Meditation can frequently be blissful or very cozy as the meditative mind establishes a place of elevated consciousness. Sometimes meditation can be downright miserable. Meditation is a cleansing process. You may find yourself observing some very unpleasant, ugly thoughts while you’re meditating. The important thing is, keep up! The mantras and meditations are doing their job. You’re cleaning out and getting rid of negativity that has been covering up the divine light inside you.

“A person who has the patience to allow the mind to go through its antics while remaining firmly planted, will experience something. That “something” is different for each individual, but it will be, in some way or another, a reawakening of the self. With this new awareness comes inner change, then outer change.”
~Shakti Parwha Kaur

Meditation Guidelines

When to Meditate

Anytime that works for you, particularly if it is the same time every day. Keep in mind that first thing in the morning, the amrit vela, is best because it sets you for the whole day and is naturally a quiet, reflective time (especially before sunrise). In the evening (at sunset or just before going to bed) is also a good time.

Meditation Location

Choose a place you won’t be disturbed, feel vulnerable, or get distracted. Try to use the same place daily. Make it your spot; you can fill it with candles, flowers, spiritual images and/or pictures of beautiful places, and anything else that is uplifting, calming, inspiring. Sit on a sheepskin, natural fiber blanket or, if needed, a firm cushion or on a chair dedicated for this purpose.

Commit to a Meditation

Whatever meditation you choose to do, to get the maximum benefit, fully commit to doing it for a certain amount and length of time. Keep in mind that 3 minutes a day is more effective than 31 minutes once a week. If you do miss a day, don’t beat yourself up, just start again and keep up!

Tune-in with the Adi Mantra

Chant Ong Namo Guru Dev Namo three times before beginning the meditation. You can also choose to do a yoga kriya or some warm-ups after tuning in. Listen to the Adi Mantra here.

Set Your Intention

Have a clear picture of what the result of this meditation will be for you. Why have you chosen to do it? The clearer your focus and intention, the more power behind the meditation. You get what you project, so project the result.

Meditation Minutes

Yogic science says that there are specific lengths of time needed for certain desired effects in meditation. Thus, meditations (and exercises in a kriya) are held for a specified period of time.

3 minutes: Affects circulation (blood) and electromagnetic field.
11 minutes: Changes glandular system and nerves.
22 minutes: Balances and coordinates the three minds.
31 minutes: Affects all the cells and rhythms of the body and all layers of the mind’s projection.
62 minutes: Changes the gray matter of the brain. Integrates the subconscious “shadow mind” and the outer projection.
2 ½ hours: Holds the new pattern in the subconscious mind by the surrounding universal mind.

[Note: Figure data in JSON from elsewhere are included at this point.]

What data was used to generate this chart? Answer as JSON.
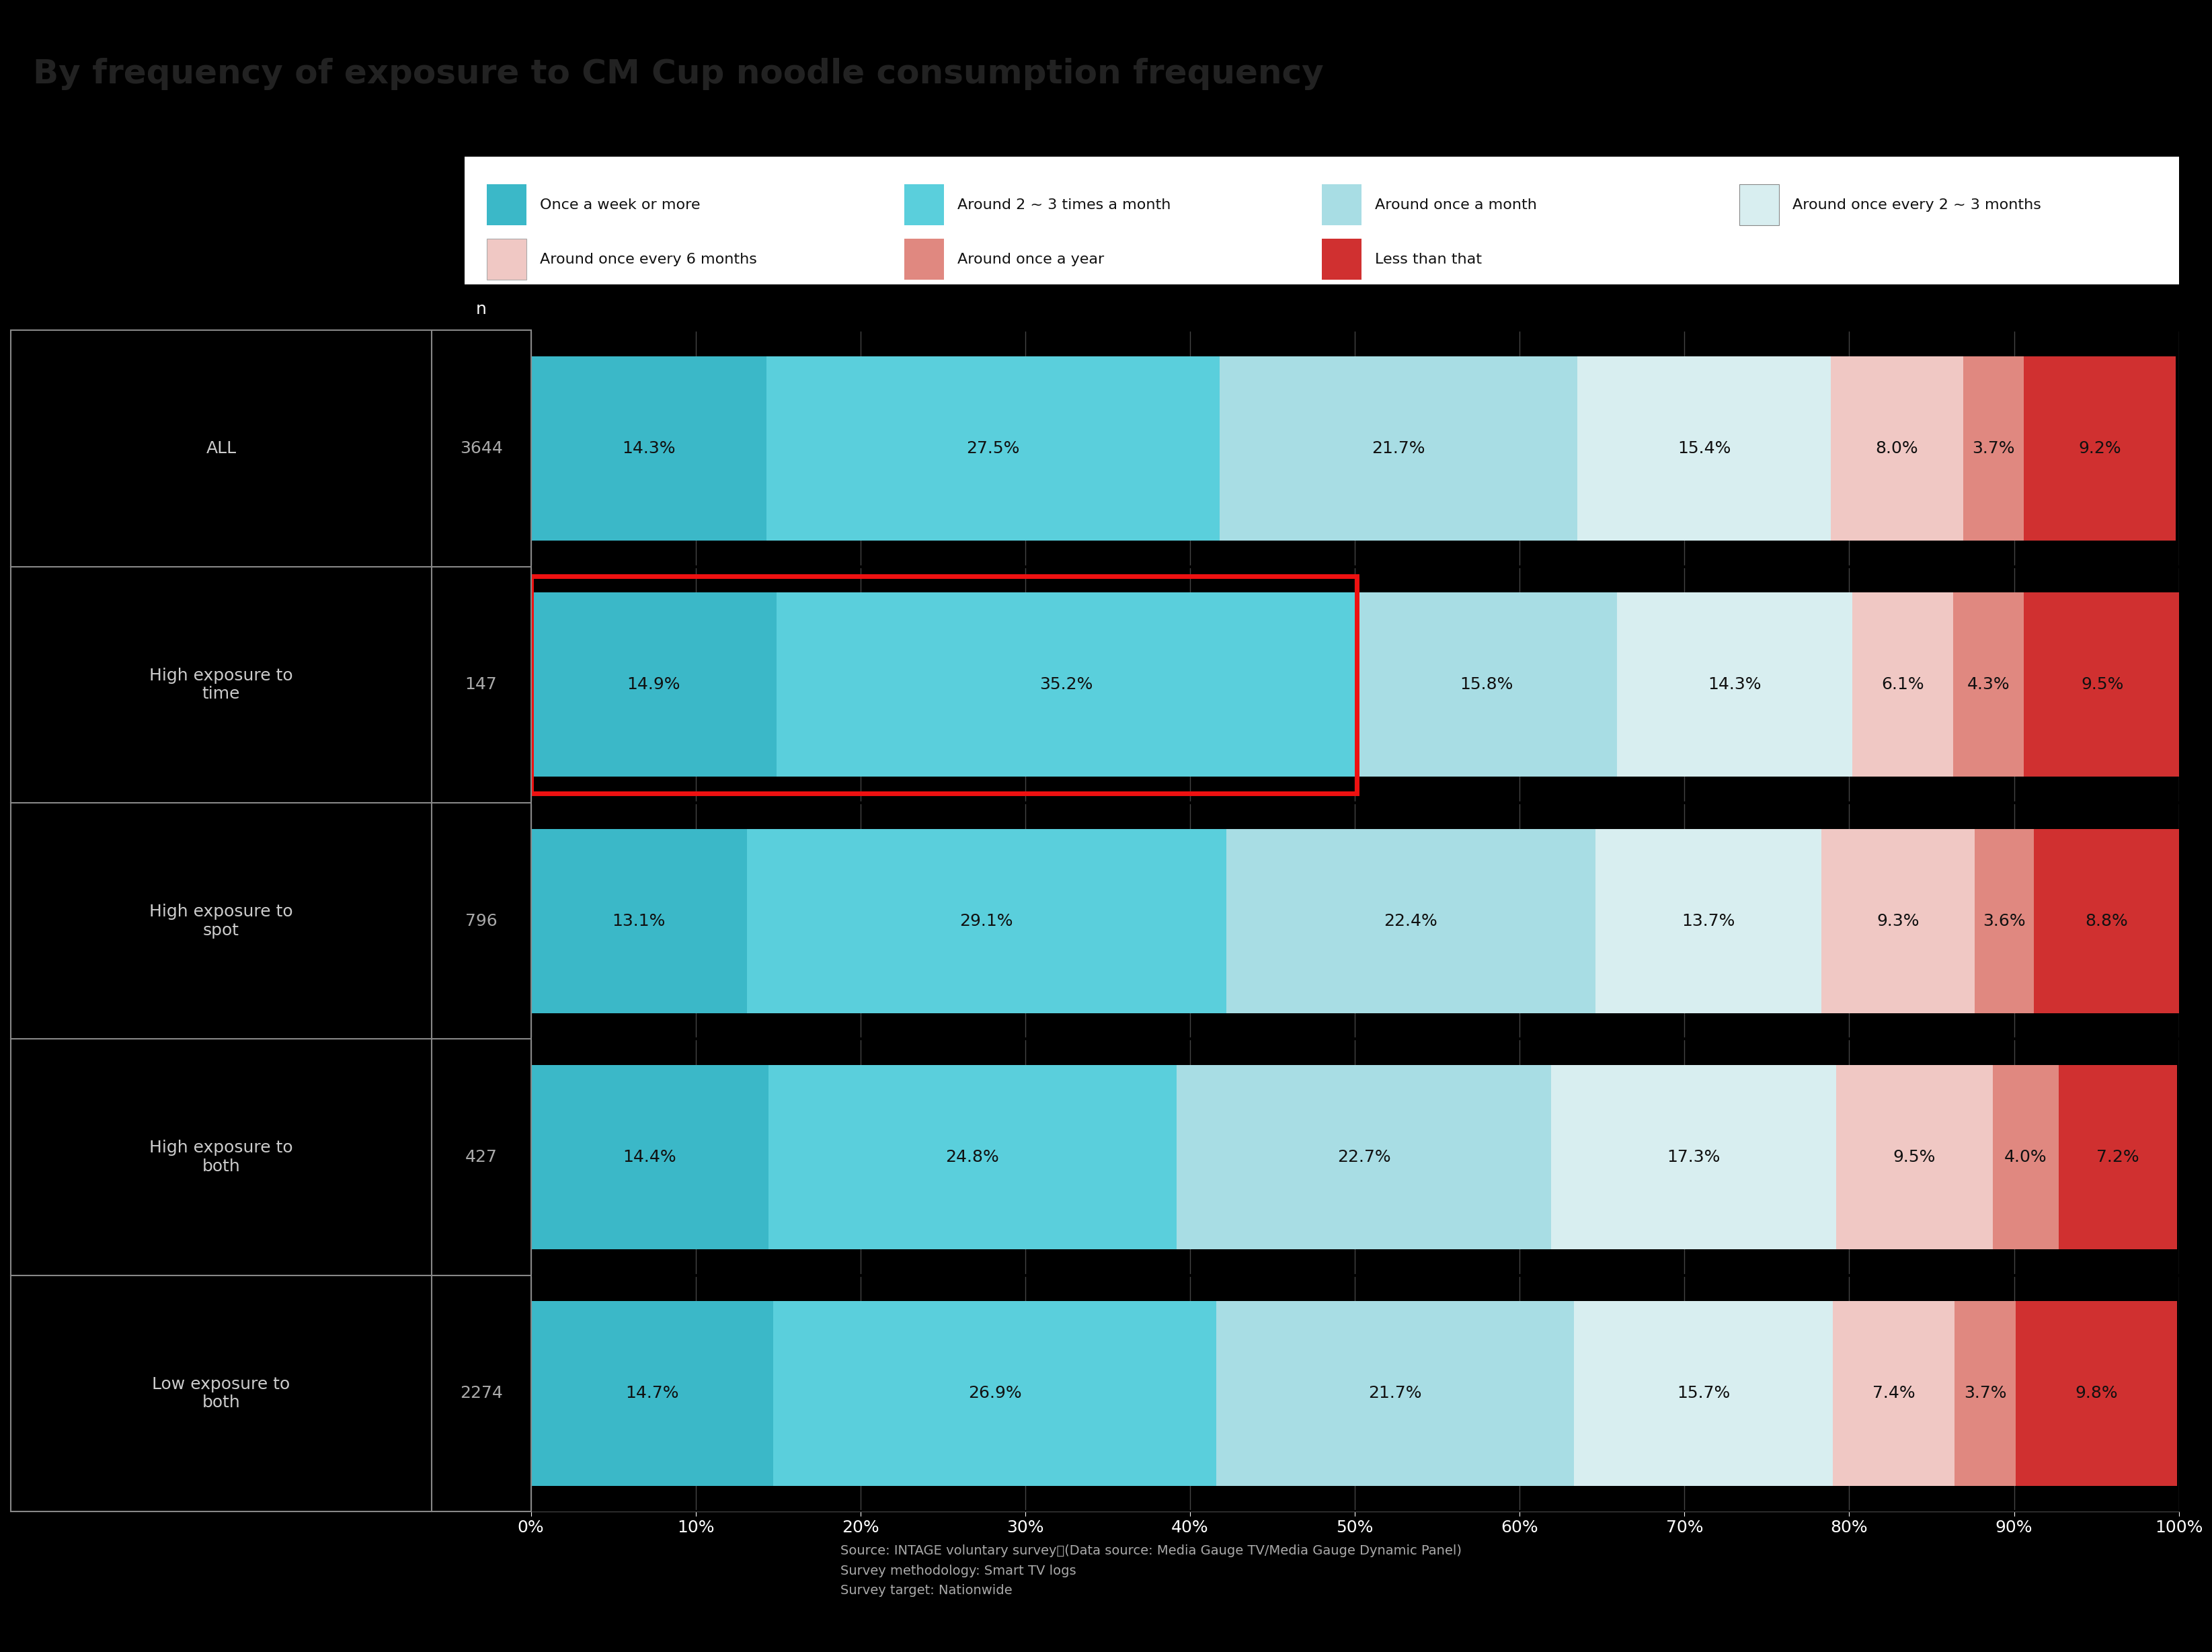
{
  "title": "By frequency of exposure to CM Cup noodle consumption frequency",
  "title_fontsize": 36,
  "title_color": "#222222",
  "background_color": "#000000",
  "categories": [
    "ALL",
    "High exposure to\ntime",
    "High exposure to\nspot",
    "High exposure to\nboth",
    "Low exposure to\nboth"
  ],
  "n_values": [
    3644,
    147,
    796,
    427,
    2274
  ],
  "segments": [
    "Once a week or more",
    "Around 2 ~ 3 times a month",
    "Around once a month",
    "Around once every 2 ~ 3 months",
    "Around once every 6 months",
    "Around once a year",
    "Less than that"
  ],
  "colors": [
    "#3BB8C8",
    "#5ACFDC",
    "#A8DDE4",
    "#D8EEF0",
    "#F0C8C4",
    "#E08880",
    "#D03030"
  ],
  "data": [
    [
      14.3,
      27.5,
      21.7,
      15.4,
      8.0,
      3.7,
      9.2
    ],
    [
      14.9,
      35.2,
      15.8,
      14.3,
      6.1,
      4.3,
      9.5
    ],
    [
      13.1,
      29.1,
      22.4,
      13.7,
      9.3,
      3.6,
      8.8
    ],
    [
      14.4,
      24.8,
      22.7,
      17.3,
      9.5,
      4.0,
      7.2
    ],
    [
      14.7,
      26.9,
      21.7,
      15.7,
      7.4,
      3.7,
      9.8
    ]
  ],
  "highlight_row": 1,
  "highlight_color": "#EE1111",
  "footer_text": "Source: INTAGE voluntary survey　(Data source: Media Gauge TV/Media Gauge Dynamic Panel)\nSurvey methodology: Smart TV logs\nSurvey target: Nationwide",
  "legend_bg": "#ffffff",
  "legend_text_color": "#111111",
  "bar_label_color": "#111111",
  "label_text_color": "#cccccc",
  "n_text_color": "#aaaaaa",
  "grid_color": "#444444",
  "border_color": "#888888",
  "bar_height": 0.78
}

Meditation Cycles of Transformation

Committing to a personal practice makes the meditation process of transformation and self-discovery your own. To master the effects of a meditation, practice it as a sadhana, as a daily discipline. This will develop a life-promoting habit. Habit controls us so much that it is said that we can actually change our destiny by changing our habits. We can use various cycles of the human mind to help replace unwanted patterns of behavior with new, more positive ones. Choose a meditation that suits your goals and/or inspires you, and commit to practicing it over 40, 90, 120, or 1,000 days.

40 days: Change a habit.
90 days: Confirm the habit.
120 days: You are the new habit.
1,000 days: Mastery of the new habit.